Thread (18 messages) 18 messages, 6 authors, 2005-06-08

Re: RFC: NAPI packet weighting patch

From: jamal <hidden>
Date: 2005-06-02 12:26:46

On Tue, 2005-31-05 at 18:28 -0500, Jon Mason wrote:
On Tuesday 31 May 2005 05:14 pm, David S. Miller wrote:
quoted
From: Jon Mason <redacted>
Date: Tue, 31 May 2005 17:07:54 -0500
quoted
Of course some performace analysis would have to be done to determine the
optimal numbers for each speed/duplexity setting per driver.
per cpu speed, per memory bus speed, per I/O bus speed, and add in other
complications such as NUMA

My point is that whatever experimental number you come up with will be
good for that driver on your systems, not necessarily for others.

Even within a system, whatever number you select will be the wrong
thing to use if one starts a continuous I/O stream to the SATA
controller in the next PCI slot, for example.

We keep getting bitten by this, as the Altix perf data continually shows,
and we need to absolutely stop thinking this way.
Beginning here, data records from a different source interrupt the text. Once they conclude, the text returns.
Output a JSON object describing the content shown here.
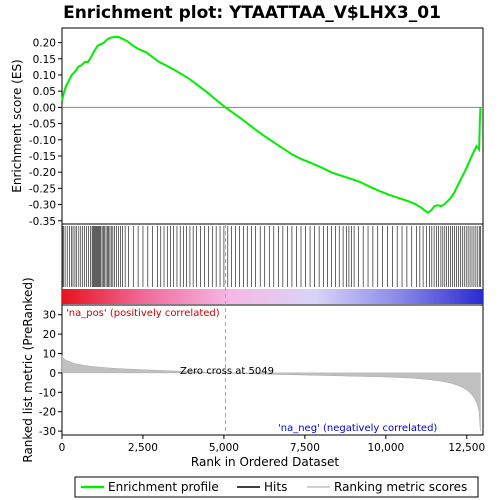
{
  "chart_data": {
    "type": "line",
    "title": "Enrichment plot: YTAATTAA_V$LHX3_01",
    "panels": [
      {
        "name": "enrichment",
        "ylabel": "Enrichment score (ES)",
        "ylim": [
          -0.36,
          0.245
        ],
        "yticks": [
          0.2,
          0.15,
          0.1,
          0.05,
          0.0,
          -0.05,
          -0.1,
          -0.15,
          -0.2,
          -0.25,
          -0.3,
          -0.35
        ],
        "ytick_labels": [
          "0.20",
          "0.15",
          "0.10",
          "0.05",
          "0.00",
          "-0.05",
          "-0.10",
          "-0.15",
          "-0.20",
          "-0.25",
          "-0.30",
          "-0.35"
        ],
        "series": [
          {
            "name": "Enrichment profile",
            "color": "#00ee00",
            "x": [
              0,
              60,
              120,
              200,
              300,
              400,
              500,
              600,
              700,
              800,
              900,
              1000,
              1100,
              1200,
              1300,
              1400,
              1500,
              1600,
              1700,
              1800,
              1900,
              2000,
              2200,
              2400,
              2600,
              2800,
              3000,
              3300,
              3600,
              3900,
              4200,
              4500,
              4800,
              5049,
              5300,
              5600,
              5900,
              6200,
              6500,
              6800,
              7100,
              7400,
              7700,
              8000,
              8300,
              8600,
              8900,
              9200,
              9500,
              9800,
              10100,
              10400,
              10700,
              10900,
              11100,
              11200,
              11300,
              11400,
              11500,
              11600,
              11700,
              11800,
              11900,
              12000,
              12100,
              12200,
              12300,
              12400,
              12500,
              12600,
              12700,
              12800,
              12880,
              12900,
              12920
            ],
            "y": [
              0.02,
              0.045,
              0.065,
              0.08,
              0.1,
              0.11,
              0.125,
              0.13,
              0.14,
              0.14,
              0.155,
              0.175,
              0.19,
              0.195,
              0.2,
              0.21,
              0.215,
              0.217,
              0.218,
              0.215,
              0.21,
              0.205,
              0.19,
              0.178,
              0.17,
              0.155,
              0.14,
              0.125,
              0.108,
              0.09,
              0.068,
              0.045,
              0.02,
              0.0,
              -0.018,
              -0.04,
              -0.063,
              -0.085,
              -0.105,
              -0.125,
              -0.145,
              -0.16,
              -0.172,
              -0.185,
              -0.2,
              -0.21,
              -0.22,
              -0.23,
              -0.245,
              -0.258,
              -0.27,
              -0.28,
              -0.29,
              -0.298,
              -0.31,
              -0.318,
              -0.325,
              -0.318,
              -0.305,
              -0.302,
              -0.305,
              -0.3,
              -0.29,
              -0.28,
              -0.265,
              -0.245,
              -0.225,
              -0.205,
              -0.185,
              -0.162,
              -0.14,
              -0.12,
              -0.13,
              -0.05,
              0.0
            ]
          }
        ]
      },
      {
        "name": "hits",
        "hit_color": "#000000",
        "hit_positions": [
          15,
          48,
          95,
          160,
          230,
          300,
          340,
          400,
          455,
          520,
          580,
          640,
          700,
          760,
          820,
          880,
          930,
          960,
          990,
          1020,
          1050,
          1080,
          1110,
          1140,
          1170,
          1200,
          1240,
          1280,
          1320,
          1360,
          1400,
          1440,
          1480,
          1520,
          1570,
          1620,
          1680,
          1740,
          1800,
          1870,
          1950,
          2050,
          2200,
          2350,
          2500,
          2650,
          2800,
          2950,
          3050,
          3150,
          3250,
          3350,
          3450,
          3550,
          3650,
          3750,
          3850,
          3950,
          4050,
          4150,
          4280,
          4400,
          4520,
          4640,
          4760,
          4880,
          5000,
          5120,
          5240,
          5360,
          5480,
          5600,
          5720,
          5850,
          5980,
          6120,
          6260,
          6400,
          6540,
          6680,
          6820,
          6960,
          7100,
          7240,
          7380,
          7520,
          7660,
          7800,
          7940,
          8080,
          8200,
          8320,
          8440,
          8560,
          8680,
          8780,
          8860,
          8940,
          9020,
          9150,
          9300,
          9450,
          9600,
          9750,
          9900,
          10050,
          10200,
          10350,
          10500,
          10650,
          10800,
          10950,
          11050,
          11150,
          11250,
          11350,
          11420,
          11490,
          11560,
          11630,
          11700,
          11760,
          11820,
          11880,
          11940,
          12000,
          12060,
          12120,
          12180,
          12240,
          12300,
          12360,
          12420,
          12480,
          12540,
          12600,
          12660,
          12720,
          12780,
          12840,
          12900,
          12920
        ],
        "bar_gradient": [
          "#e8121e",
          "#f06c9c",
          "#f6b8e6",
          "#d9d4f8",
          "#8a8ae8",
          "#2a2ad2"
        ]
      },
      {
        "name": "ranked-metric",
        "ylabel": "Ranked list metric (PreRanked)",
        "ylim": [
          -32,
          35
        ],
        "yticks": [
          30,
          20,
          10,
          0,
          -10,
          -20,
          -30
        ],
        "ytick_labels": [
          "30",
          "20",
          "10",
          "0",
          "-10",
          "-20",
          "-30"
        ],
        "series": [
          {
            "name": "Ranking metric scores",
            "color": "#c0c0c0",
            "x": [
              0,
              30,
              100,
              200,
              400,
              700,
              1000,
              1500,
              2000,
              3000,
              4000,
              5049,
              6000,
              7000,
              8000,
              9000,
              10000,
              10800,
              11300,
              11700,
              12000,
              12200,
              12400,
              12550,
              12650,
              12750,
              12820,
              12880,
              12900,
              12920
            ],
            "y": [
              9.0,
              7.8,
              6.8,
              6.0,
              4.8,
              3.8,
              3.2,
              2.5,
              2.0,
              1.3,
              0.6,
              0.0,
              -0.5,
              -0.9,
              -1.3,
              -1.7,
              -2.1,
              -2.7,
              -3.4,
              -4.2,
              -5.2,
              -6.3,
              -7.8,
              -9.5,
              -11.2,
              -13.5,
              -16.0,
              -20.0,
              -26.0,
              -30.0
            ]
          }
        ],
        "zero_cross_label": "Zero cross at 5049",
        "zero_cross_x": 5049,
        "pos_label": "'na_pos' (positively correlated)",
        "neg_label": "'na_neg' (negatively correlated)"
      }
    ],
    "xlabel": "Rank in Ordered Dataset",
    "xlim": [
      0,
      13000
    ],
    "xticks": [
      0,
      2500,
      5000,
      7500,
      10000,
      12500
    ],
    "xtick_labels": [
      "0",
      "2,500",
      "5,000",
      "7,500",
      "10,000",
      "12,500"
    ],
    "legend": {
      "placement": "bottom",
      "items": [
        {
          "label": "Enrichment profile",
          "color": "#00ee00"
        },
        {
          "label": "Hits",
          "color": "#000000"
        },
        {
          "label": "Ranking metric scores",
          "color": "#c0c0c0"
        }
      ]
    },
    "colors": {
      "pos_label": "#cc0000",
      "neg_label": "#0000cc",
      "zero_line": "#999999"
    }
  }
}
The way to go is to make selections based upon observed events and
mesaurements.
I'm not arguing against a /proc entry to tune dev->weight for those sysadmins 
advanced enough to do that.  I am arguing that we can make the driver smarter 
(at little/no cost)  for "out of the box" users.
What is the point of making the driver "smarter"? 
Recall, the algorithm used to schedule the netdevices is based on an
extension of Weighted Round Robin from Varghese et al known as DRR (ask
gooogle for details).
The idea is to provide fairness amongst many drivers. As an example, if
you have a gige driver it shouldnt be taking all the resources at the
expense of starving the fastether driver.
If the admin wants one driver to be more "important" than the other,
s/he will make sure it has a higher weight.